Karena padanya ada kita dan seikat cerita cinta. tentang
kamu dan aku.
Tidak terasa sudah beberapa dua puluh delapan terlewat di
kalenderku. Hari-hari bersama kamu terasa nano-nano. Kadang begitu seru. Bisa
juga terasa begitu frustrasi jika sedang rindu dan tak bisa bertemu. Atau
menyebalkan ketika kamu lebih memilih bola dibandingkan aku. Padahal aku dan
bola sudah sama bulatnya. Aku kurang apa? Masih kurang bulat juga? Kadang
begitu menyenangkan sampai-sampai aku bisa menulis beberapa kata tentang kamu
di mana saja; di kertas bekas warta jemaat gereja, pembungkus gorengan atau
modul kuliahku.
Ah kamu, hanya dengan mengingat hal sepele saja kamu
berhasil membuat aku tersenyum sipu.
omong-omong, aku ingat betul dua puluh delapan pertama kita. Waktu itu
kita masih berbalut putih abu. Aku sedikit lebih gemuk dan kamu tidak setampan
sekarang. Kamu sedikit lebih pendiam dan agak kikuk. Tapi aku suka.
Yang paling aku suka adalah cara menatapmu kepadaku. Bukan,
bukan saat kamu melotot ketika marah. Tapi ketika kamu sedang memandang. Aku
selalu terpaku dibuatnya; karena membalik aku tak rela tapi melihatpun membuat
pipiku merona. Jadi kuputuskan untuk tetap melihat saja. Dan benar saja pipiku
yang gembil mulai memanas berkat tatapanmu itu.

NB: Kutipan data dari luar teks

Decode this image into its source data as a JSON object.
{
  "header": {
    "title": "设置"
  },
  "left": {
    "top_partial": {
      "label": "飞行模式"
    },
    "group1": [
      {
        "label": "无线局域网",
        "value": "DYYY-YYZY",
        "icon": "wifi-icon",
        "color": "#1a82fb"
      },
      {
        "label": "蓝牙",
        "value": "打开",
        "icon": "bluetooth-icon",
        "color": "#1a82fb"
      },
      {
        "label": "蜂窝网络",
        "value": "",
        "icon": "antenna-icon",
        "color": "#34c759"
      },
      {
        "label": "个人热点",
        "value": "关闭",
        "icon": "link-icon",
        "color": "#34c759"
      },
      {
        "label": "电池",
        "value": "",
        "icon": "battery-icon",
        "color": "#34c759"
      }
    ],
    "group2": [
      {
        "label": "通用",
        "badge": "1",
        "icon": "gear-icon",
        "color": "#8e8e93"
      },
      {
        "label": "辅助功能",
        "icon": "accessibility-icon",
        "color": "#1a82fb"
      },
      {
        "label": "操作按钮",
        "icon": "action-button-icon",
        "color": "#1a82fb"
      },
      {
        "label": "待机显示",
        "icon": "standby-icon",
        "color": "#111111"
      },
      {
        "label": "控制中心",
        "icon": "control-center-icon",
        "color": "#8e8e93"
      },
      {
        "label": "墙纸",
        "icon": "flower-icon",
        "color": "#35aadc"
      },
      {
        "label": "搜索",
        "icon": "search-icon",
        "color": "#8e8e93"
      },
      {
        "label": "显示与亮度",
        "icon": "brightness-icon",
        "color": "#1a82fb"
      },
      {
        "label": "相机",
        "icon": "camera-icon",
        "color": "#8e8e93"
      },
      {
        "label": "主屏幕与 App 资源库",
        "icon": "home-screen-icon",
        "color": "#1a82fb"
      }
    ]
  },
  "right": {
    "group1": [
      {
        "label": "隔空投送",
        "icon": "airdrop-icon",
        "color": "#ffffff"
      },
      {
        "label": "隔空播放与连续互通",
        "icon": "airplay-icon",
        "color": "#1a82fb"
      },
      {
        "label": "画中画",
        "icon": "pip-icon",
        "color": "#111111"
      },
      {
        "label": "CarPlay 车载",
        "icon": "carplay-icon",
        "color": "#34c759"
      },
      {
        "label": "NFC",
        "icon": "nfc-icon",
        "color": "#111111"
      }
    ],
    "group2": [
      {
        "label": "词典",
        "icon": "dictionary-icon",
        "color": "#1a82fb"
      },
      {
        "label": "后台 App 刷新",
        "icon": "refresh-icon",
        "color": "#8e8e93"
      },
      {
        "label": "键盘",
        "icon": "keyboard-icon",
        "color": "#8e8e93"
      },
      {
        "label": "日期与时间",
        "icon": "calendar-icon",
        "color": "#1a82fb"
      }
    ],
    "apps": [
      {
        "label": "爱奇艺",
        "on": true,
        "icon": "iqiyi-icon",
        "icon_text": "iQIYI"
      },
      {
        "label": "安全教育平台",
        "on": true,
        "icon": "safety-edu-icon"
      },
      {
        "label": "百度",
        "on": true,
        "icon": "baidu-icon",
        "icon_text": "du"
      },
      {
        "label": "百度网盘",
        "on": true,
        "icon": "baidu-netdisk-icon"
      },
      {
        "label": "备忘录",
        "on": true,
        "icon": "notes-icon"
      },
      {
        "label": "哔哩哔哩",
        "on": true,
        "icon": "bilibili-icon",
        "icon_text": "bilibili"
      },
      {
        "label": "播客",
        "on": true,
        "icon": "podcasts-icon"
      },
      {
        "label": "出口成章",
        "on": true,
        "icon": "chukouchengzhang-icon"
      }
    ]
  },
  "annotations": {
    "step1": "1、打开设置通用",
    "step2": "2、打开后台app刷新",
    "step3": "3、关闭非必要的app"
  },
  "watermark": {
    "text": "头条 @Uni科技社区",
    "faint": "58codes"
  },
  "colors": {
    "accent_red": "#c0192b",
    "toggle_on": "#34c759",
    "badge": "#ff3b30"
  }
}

Aku ingat tawamu yang kebanyakan tanpa suara. Kalaupun
bersuara berarti kamu sedang menertawai aku bukan sedang tertawa bersamaku. Aku
pasti bertindak agak bodoh dan kamu menikmatinya riang gembira seperti sedang
menyaksikan pertunjukan sirkus.
Pernahkah kamu berkaca? Saat kamu tertawa mata
kamu menyipit. Lucu seperti orang cina. Tapi kamu tidak pernah suka dibilang seperti
itu. Dan mengingat hal itu lagi kembali membuat aku tersenyum.
waktu masih putih
abu, bertemu denganmu di kantin sekolahmu saat itu membuatku terlalu sakit perut
untuk mengunyah jajanan. Beberapa kupu-kupu terbang dalam perutku setiap
melihat kamu melintas. Aku tak berani menyapa. Selalu tidak pernah berani. Tapi
aku cukup berani untuk menguntitmu kemanapun kamu pergi, untuk mencuri pandang
ke arahmu ketika kamu sedang tertawa atau melakukan tindakan bodoh yang
sepertinya bukan kamu. lucu.
masa-masa lugu kita dulu. Masa-masa dimana aku masih sering
membuat tulisan untuk menumpahkan segala perasaanku terhadap kamu atau
sekedar menarik perhatianmu.
Lalu kamu
mulai menertawakannya. Tapi aku cukup senang karena kamu sudah baca.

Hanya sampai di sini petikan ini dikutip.